Coca-Cola warns of muted 2026 growth after missing Q4 revenue targets
Coca-Cola missed fourth-quarter sales expectations and set 2026 organic revenue guidance of 4% to 5%, signaling softer demand and pricing pressure.

Coca-Cola reported a fourth-quarter revenue shortfall and signaled a cooler growth trajectory for 2026, forecasting organic revenue of 4% to 5% after posting net sales of $11.82 billion, below the LSEG consensus of $12.03 billion. The miss, and comments about weaker demand in North America and parts of Asia, sent the stock lower in premarket trading with reported moves ranging from about 1% to nearly 4% depending on the time of measurement.

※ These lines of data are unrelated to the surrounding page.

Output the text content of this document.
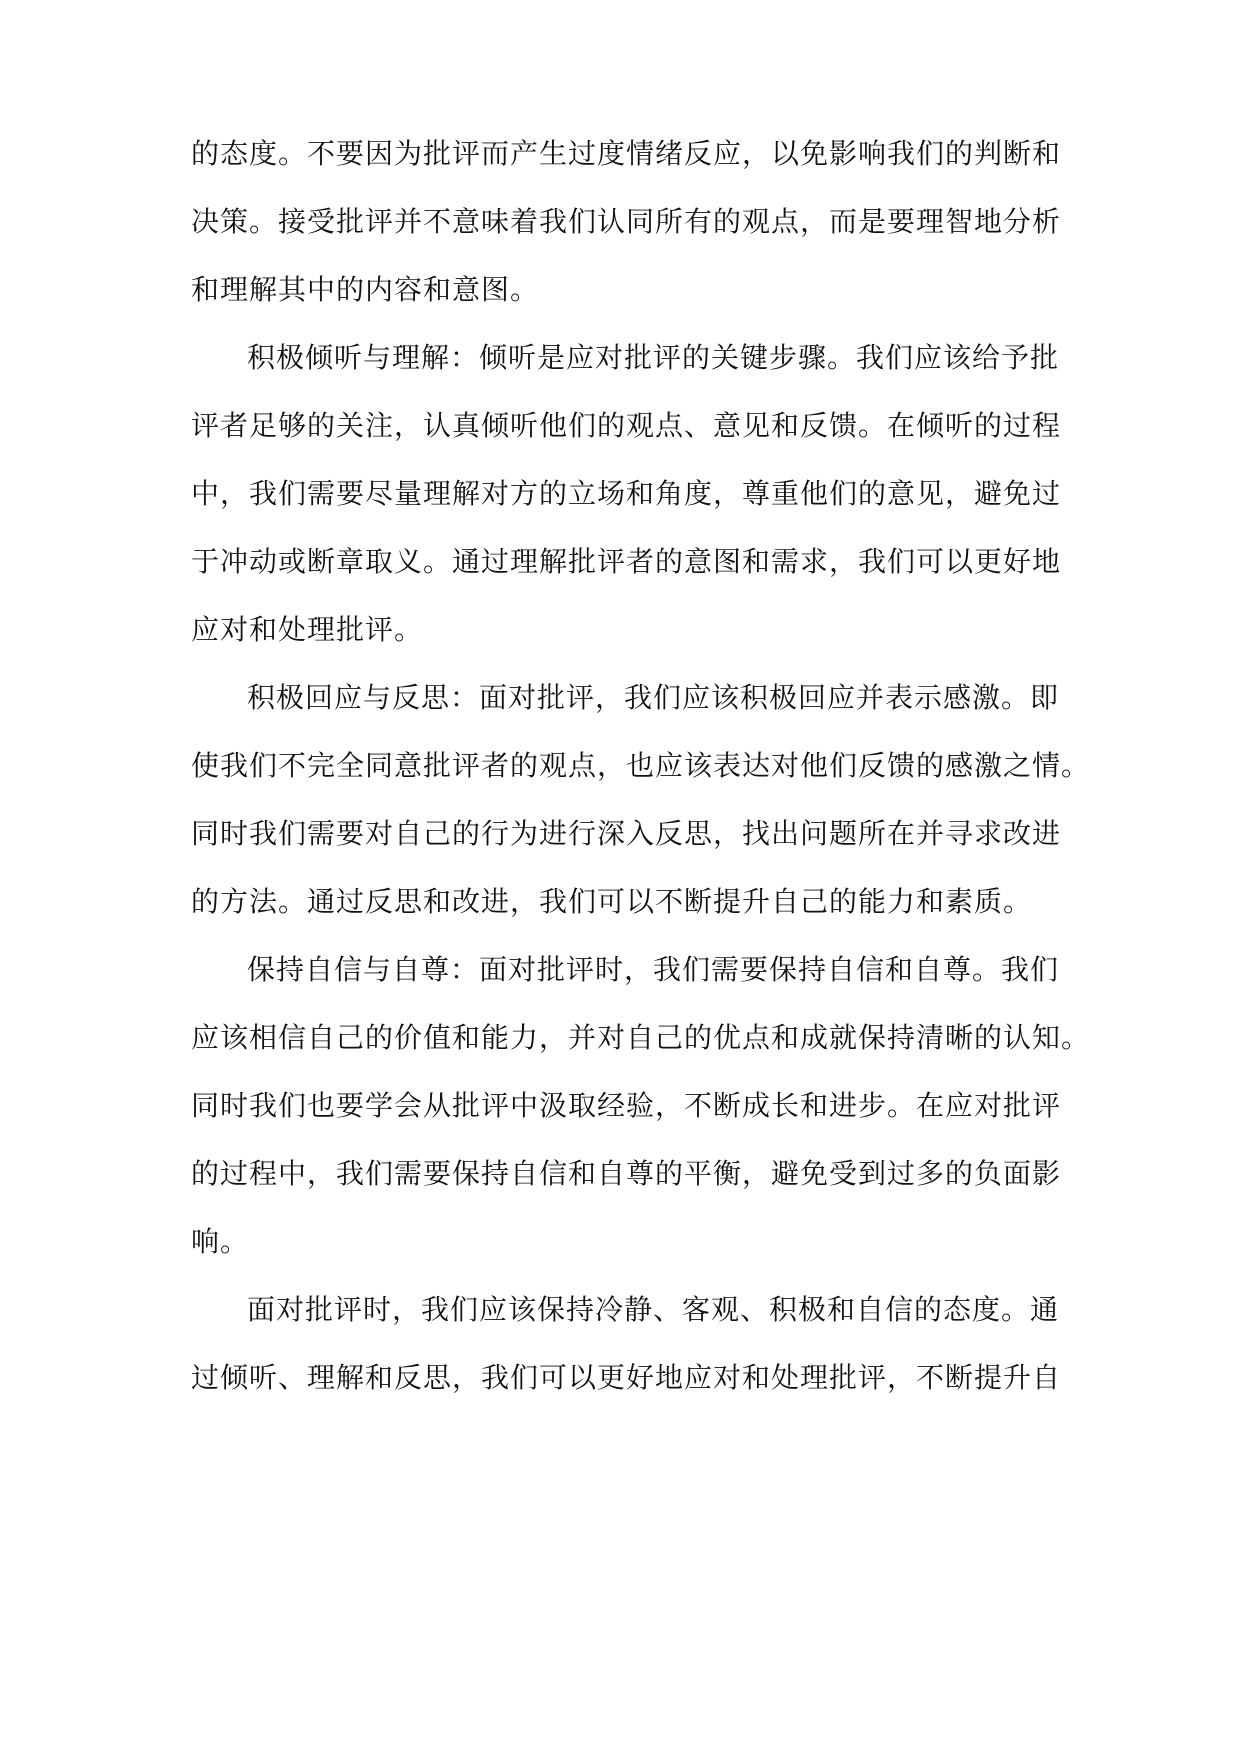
的态度。不要因为批评而产生过度情绪反应，以免影响我们的判断和
决策。接受批评并不意味着我们认同所有的观点，而是要理智地分析
和理解其中的内容和意图。
积极倾听与理解：倾听是应对批评的关键步骤。我们应该给予批
评者足够的关注，认真倾听他们的观点、意见和反馈。在倾听的过程
中，我们需要尽量理解对方的立场和角度，尊重他们的意见，避免过
于冲动或断章取义。通过理解批评者的意图和需求，我们可以更好地
应对和处理批评。
积极回应与反思：面对批评，我们应该积极回应并表示感激。即
使我们不完全同意批评者的观点，也应该表达对他们反馈的感激之情。
同时我们需要对自己的行为进行深入反思，找出问题所在并寻求改进
的方法。通过反思和改进，我们可以不断提升自己的能力和素质。
保持自信与自尊：面对批评时，我们需要保持自信和自尊。我们
应该相信自己的价值和能力，并对自己的优点和成就保持清晰的认知。
同时我们也要学会从批评中汲取经验，不断成长和进步。在应对批评
的过程中，我们需要保持自信和自尊的平衡，避免受到过多的负面影
响。
面对批评时，我们应该保持冷静、客观、积极和自信的态度。通
过倾听、理解和反思，我们可以更好地应对和处理批评，不断提升自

The quarter delivered some mixed financials. Adjusted earnings per share came in at $0.58, ahead of the $0.56 expected by LSEG analysts, while GAAP net income attributable to shareholders was $2.27 billion, or $0.53 per share, up from $2.2 billion, or $0.51 a year earlier. Net sales rose 2% year over year, and organic revenue increased 5% in the quarter. Unit case volumes rose 1% for the quarter and were flat for the full year, and average prices were up roughly 4% for 2025, reflecting the company’s strategy of passing along higher input costs.

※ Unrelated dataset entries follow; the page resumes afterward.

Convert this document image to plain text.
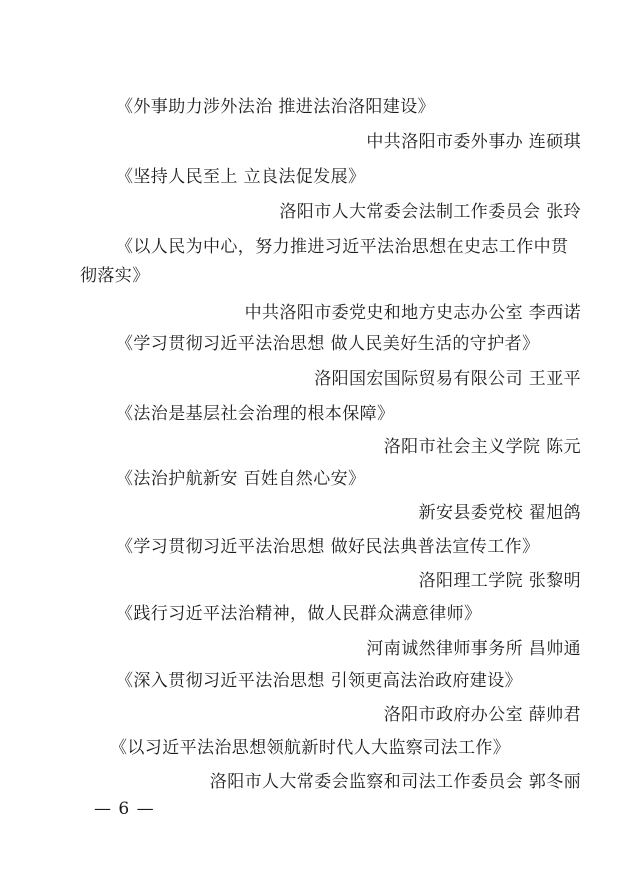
《外事助力涉外法治 推进法治洛阳建设》
中共洛阳市委外事办 连硕琪
《坚持人民至上 立良法促发展》
洛阳市人大常委会法制工作委员会 张玲
《以人民为中心，努力推进习近平法治思想在史志工作中贯
彻落实》
中共洛阳市委党史和地方史志办公室 李西诺
《学习贯彻习近平法治思想 做人民美好生活的守护者》
洛阳国宏国际贸易有限公司 王亚平
《法治是基层社会治理的根本保障》
洛阳市社会主义学院 陈元
《法治护航新安 百姓自然心安》
新安县委党校 翟旭鸽
《学习贯彻习近平法治思想 做好民法典普法宣传工作》
洛阳理工学院 张黎明
《践行习近平法治精神，做人民群众满意律师》
河南诚然律师事务所 昌帅通
《深入贯彻习近平法治思想 引领更高法治政府建设》
洛阳市政府办公室 薛帅君
《以习近平法治思想领航新时代人大监察司法工作》
洛阳市人大常委会监察和司法工作委员会 郭冬丽
— 6 —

For the full year 2026 the company also forecast comparable adjusted earnings per share growth of 7% to 8%. The revenue outlook sits below the street expectation of about 5.3% for organic revenue growth, a gap that prompted analysts to call the guidance conservative. Jefferies analyst Kaumil Gajrawala said, “(The forecast) reads conservative, but is appropriate for the start of the year. Street likely wanted more.”
Company executives pointed to softer demand in North America and parts of Asia, and to changing consumer preferences, as the principal headwinds. U.S. shoppers described as budget-conscious have pushed back against multiple rounds of price increases as Coca-Cola raised beverage prices to offset higher costs. At the same time, management has leaned on higher-margin and innovation-led segments: its water, sports, coffee and tea division outperformed the rest of the portfolio, and brands such as Smartwater and Fairlife were cited as bright spots.

Coca-Cola has also steered toward zero-sugar sodas, sports drinks and bottled teas as U.S. consumers shift to lower-sugar options amid rising adoption of appetite-suppressing weight-loss drugs. The company acknowledged limits in its innovation pipeline, noting in company commentary that “While we have made some progress with our overall success rates over the past several years, our innovation today is not where it needs to be.”
Competitive moves across the sector amplify the pressure on pricing. Rival PepsiCo said it would cut prices on key snacks such as Lay’s and Doritos and is pushing single-serve packs to regain traction with cost-conscious consumers. Those actions underscore a broader industry recalibration as packaged-food and beverage firms weigh pricing, portioning and product mix to protect volume.
The results come as Coca-Cola prepares a leadership transition: Henrique Braun is set to take over as CEO on March 31, 2026. Investors will be watching how the new chief balances price, promotion and innovation to restore volume momentum after a year in which overall case volumes were unchanged.